The American Dream has inspired (and continues to inspire) millions of people as they try to navigate the most important decisions in life: where to move, where to go to school, what to study, what job to accept, and the people with whom we form to form relationships with as friends and colleagues. The American Dream is predicated on the idea that anyone – regardless of where they were born or the class they were born into – can attain their own version of success in a society where upward mobility is possible for everyone. Through hard work and sacrifice, we can all reach our own definition of success.
One critical element of the American Dream is represented in the idea of economic mobility. In other words, the ability of individuals or groups to be able to improve their economic well-being over time. Economic mobility is most often measured by looking at changes in income over the course of one’s life and career. As someone earns more over their lifetime, that person is considered to be upwardly mobile, indicating their economic situation is getting better. By contrast, when someone’s income stays flat or decreases over their life, that person may be considered downwardly mobile.
If the focus is on success and mobility over one lifetime, as described above, this is what is known as intra-generational mobility. However, economic mobility can also be studied by comparing an individual’s income to that of previous generations, most commonly their parents. This is what’s known as inter-generational mobility. For example, researchers will often look at children who were born to parents in the bottom 20% of the income ladder, and study if they earn at a higher bracket once they are adults.
Whether someone is considered upwardly or downwardly mobile can influence a wide range of opportunities available to that individual: access to high quality education, geographic mobility, the ability to purchase a home, as well as quality healthcare.
As policy makers and planners look at economic mobility across geographies, they often look for trends in areas which appear to provide a better environment for upward economic mobility than others. Emerging research has helped identify a number of factors that influence economic mobility within a community or broader region, including neighborhood safety, education, housing and financing security, access to labor markets, to name a few. Interestingly, very recent research identifies social connections as perhaps the best indicator of economic mobility.

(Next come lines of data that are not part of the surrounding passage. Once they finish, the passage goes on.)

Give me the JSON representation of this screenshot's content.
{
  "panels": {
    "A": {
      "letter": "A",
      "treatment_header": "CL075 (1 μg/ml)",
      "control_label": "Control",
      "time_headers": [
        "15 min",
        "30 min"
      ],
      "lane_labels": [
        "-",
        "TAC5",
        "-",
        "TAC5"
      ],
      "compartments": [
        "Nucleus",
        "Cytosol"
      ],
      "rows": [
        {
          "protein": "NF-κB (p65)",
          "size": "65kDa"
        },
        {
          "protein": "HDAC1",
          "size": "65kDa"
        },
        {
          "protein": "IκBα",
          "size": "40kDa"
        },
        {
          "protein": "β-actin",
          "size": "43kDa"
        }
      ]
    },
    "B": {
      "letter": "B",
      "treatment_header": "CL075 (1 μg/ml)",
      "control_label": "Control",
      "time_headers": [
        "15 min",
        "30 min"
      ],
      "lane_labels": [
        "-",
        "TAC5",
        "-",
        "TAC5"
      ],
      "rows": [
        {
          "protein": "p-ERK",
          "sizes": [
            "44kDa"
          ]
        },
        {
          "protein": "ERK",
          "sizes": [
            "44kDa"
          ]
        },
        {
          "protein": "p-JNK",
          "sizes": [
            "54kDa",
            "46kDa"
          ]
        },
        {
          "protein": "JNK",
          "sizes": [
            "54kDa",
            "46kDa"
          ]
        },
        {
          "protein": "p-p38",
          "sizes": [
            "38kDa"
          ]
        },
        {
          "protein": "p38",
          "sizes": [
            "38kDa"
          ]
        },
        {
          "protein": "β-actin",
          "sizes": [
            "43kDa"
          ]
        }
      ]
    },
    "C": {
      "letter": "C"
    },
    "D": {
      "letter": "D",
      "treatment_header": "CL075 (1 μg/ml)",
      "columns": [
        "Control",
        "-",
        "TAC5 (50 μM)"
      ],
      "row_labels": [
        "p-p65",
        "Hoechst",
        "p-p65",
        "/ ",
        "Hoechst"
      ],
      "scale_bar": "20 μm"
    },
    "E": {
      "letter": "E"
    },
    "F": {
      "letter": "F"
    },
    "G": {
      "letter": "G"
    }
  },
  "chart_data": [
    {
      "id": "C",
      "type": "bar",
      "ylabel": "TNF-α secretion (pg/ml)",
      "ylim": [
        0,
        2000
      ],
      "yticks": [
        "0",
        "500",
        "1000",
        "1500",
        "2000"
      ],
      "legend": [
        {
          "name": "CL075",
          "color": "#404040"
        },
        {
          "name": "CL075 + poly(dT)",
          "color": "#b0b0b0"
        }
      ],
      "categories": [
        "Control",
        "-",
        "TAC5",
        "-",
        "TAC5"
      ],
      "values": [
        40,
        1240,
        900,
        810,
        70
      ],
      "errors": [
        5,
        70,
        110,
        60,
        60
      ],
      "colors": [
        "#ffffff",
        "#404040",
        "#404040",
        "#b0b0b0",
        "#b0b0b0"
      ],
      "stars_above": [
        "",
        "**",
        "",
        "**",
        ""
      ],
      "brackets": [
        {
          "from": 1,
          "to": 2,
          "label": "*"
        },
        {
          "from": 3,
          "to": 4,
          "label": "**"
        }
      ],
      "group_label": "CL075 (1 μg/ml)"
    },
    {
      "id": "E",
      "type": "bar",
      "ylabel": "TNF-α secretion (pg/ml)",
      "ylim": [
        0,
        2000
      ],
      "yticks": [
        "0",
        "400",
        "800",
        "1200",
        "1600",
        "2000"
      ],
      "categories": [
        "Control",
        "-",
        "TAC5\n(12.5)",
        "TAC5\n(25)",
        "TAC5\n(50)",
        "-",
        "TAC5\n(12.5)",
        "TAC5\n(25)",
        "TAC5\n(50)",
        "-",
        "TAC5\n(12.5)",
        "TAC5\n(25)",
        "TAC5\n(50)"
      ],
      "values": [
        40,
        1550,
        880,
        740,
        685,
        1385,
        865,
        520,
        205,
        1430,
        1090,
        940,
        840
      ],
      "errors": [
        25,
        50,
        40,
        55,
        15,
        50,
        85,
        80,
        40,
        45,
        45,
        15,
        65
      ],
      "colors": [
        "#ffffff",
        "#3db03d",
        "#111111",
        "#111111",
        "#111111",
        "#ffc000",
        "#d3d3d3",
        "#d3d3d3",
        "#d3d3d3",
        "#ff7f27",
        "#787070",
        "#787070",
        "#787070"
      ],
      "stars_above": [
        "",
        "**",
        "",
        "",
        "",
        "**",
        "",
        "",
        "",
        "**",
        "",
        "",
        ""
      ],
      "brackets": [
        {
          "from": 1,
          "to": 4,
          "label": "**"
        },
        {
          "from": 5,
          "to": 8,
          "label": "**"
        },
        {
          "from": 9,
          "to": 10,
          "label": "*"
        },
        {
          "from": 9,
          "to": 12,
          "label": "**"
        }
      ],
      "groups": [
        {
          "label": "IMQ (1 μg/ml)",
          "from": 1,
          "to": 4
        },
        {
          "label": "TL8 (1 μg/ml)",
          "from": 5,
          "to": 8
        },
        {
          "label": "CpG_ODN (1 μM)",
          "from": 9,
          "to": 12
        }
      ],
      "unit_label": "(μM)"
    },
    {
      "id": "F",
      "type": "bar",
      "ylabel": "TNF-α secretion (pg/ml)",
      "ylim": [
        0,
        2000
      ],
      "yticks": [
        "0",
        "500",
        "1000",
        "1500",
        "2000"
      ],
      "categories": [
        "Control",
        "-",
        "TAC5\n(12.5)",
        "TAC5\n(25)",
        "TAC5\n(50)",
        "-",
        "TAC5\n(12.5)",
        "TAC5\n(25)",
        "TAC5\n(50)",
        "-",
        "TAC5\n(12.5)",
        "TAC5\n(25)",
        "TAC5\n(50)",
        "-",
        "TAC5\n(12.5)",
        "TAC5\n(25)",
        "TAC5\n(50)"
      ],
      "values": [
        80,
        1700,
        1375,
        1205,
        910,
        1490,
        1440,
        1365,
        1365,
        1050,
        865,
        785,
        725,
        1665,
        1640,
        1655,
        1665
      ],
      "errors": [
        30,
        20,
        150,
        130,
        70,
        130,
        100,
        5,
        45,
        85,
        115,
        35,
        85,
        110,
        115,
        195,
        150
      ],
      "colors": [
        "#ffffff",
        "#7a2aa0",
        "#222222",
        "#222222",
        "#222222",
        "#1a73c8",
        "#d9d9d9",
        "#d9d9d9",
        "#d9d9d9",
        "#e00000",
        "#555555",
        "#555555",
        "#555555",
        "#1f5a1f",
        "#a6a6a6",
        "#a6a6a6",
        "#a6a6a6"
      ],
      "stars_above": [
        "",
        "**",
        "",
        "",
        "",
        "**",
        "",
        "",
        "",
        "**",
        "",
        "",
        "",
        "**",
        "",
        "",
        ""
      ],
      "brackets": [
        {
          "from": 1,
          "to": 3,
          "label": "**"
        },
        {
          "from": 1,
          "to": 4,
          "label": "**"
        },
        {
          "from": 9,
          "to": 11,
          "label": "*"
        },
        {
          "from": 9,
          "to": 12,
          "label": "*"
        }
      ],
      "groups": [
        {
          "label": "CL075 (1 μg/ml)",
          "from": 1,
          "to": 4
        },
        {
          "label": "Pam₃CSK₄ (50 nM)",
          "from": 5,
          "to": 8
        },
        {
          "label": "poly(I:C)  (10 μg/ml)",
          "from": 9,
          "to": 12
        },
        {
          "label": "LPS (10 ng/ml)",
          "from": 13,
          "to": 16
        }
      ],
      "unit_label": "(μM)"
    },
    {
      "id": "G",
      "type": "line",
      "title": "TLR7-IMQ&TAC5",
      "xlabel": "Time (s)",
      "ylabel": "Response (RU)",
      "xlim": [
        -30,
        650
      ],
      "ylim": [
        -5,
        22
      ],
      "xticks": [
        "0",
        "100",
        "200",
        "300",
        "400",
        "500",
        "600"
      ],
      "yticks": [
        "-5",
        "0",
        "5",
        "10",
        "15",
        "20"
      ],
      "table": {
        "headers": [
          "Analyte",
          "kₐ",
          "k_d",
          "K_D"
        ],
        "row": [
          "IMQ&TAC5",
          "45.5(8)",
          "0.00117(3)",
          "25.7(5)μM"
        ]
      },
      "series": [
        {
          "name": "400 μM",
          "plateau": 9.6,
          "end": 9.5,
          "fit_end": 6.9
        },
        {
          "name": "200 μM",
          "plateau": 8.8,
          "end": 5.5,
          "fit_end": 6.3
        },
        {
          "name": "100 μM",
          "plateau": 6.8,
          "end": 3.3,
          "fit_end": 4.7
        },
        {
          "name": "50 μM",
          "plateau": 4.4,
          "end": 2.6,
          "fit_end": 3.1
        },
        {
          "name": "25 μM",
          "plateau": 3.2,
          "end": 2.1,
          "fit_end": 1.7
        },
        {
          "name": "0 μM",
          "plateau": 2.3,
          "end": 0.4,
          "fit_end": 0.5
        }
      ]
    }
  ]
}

One of the most valuable tools today when looking at economic mobility across geographies is the Opportunity Atlas. This tool is built upon anonymized data on 20 million Americans researchers have mapped back to the Census tract in which they grew up, and estimated individual income, incarceration rates, and other outcomes by their parental income level, race and gender. The data yields several insights into how neighborhoods shape children’s trajectories and economic mobility into adulthood.
As we look at Southwest NH, there appears to be a wide range of life outcomes for children depending on the area in which they grew up. Looking at the county level, Hillsborough County appears to lead Cheshire County and Sullivan County in upward economic mobility among those children born to parents earning a low (i.e., 25th percentile) income. According to this metric, Sullivan County fairs the worst in the state in this regard as children of low-income parents went on to earn an average household income of just $29k by the time they reach their mid-thirties.
As we look across our state borders, we see Cheshire County and Sullivan County both also trail Windsor County and Windham County to our west in Vermont, as well as Franklin County and Worcester County to our south in Massachusetts. It’s unclear why these differences exist; possibly due to different policy environments in the three states or there are more complex factors at play that would help explain why our nearby MA and VT counties may lead to greater economic mobility among this target group.
Looking more closely within our Region, the communities of Peterborough and Greenfield stand out among the most successful at promoting upward economic mobility, while in just the next town over, Hancock, economic outcomes are noticeably reduced. Our two southwestern-most communities, Winchester and Hinsdale trail further behind in this respect.
Going forward, it is worth considering the range and confluence of factors that may be contributing to this variation in economic mobility across the counties and communities in our region: uneven economic gains, limited investment, educational opportunities, affordable housing, and/or economic connectedness (which will be the topic of future post). As we better understand these local factors, it is likely we will be more equipped to recommend opportunities (i.e., levers) for intervention in areas where mobility remains low, as well as learn from and bolster areas where mobility is high.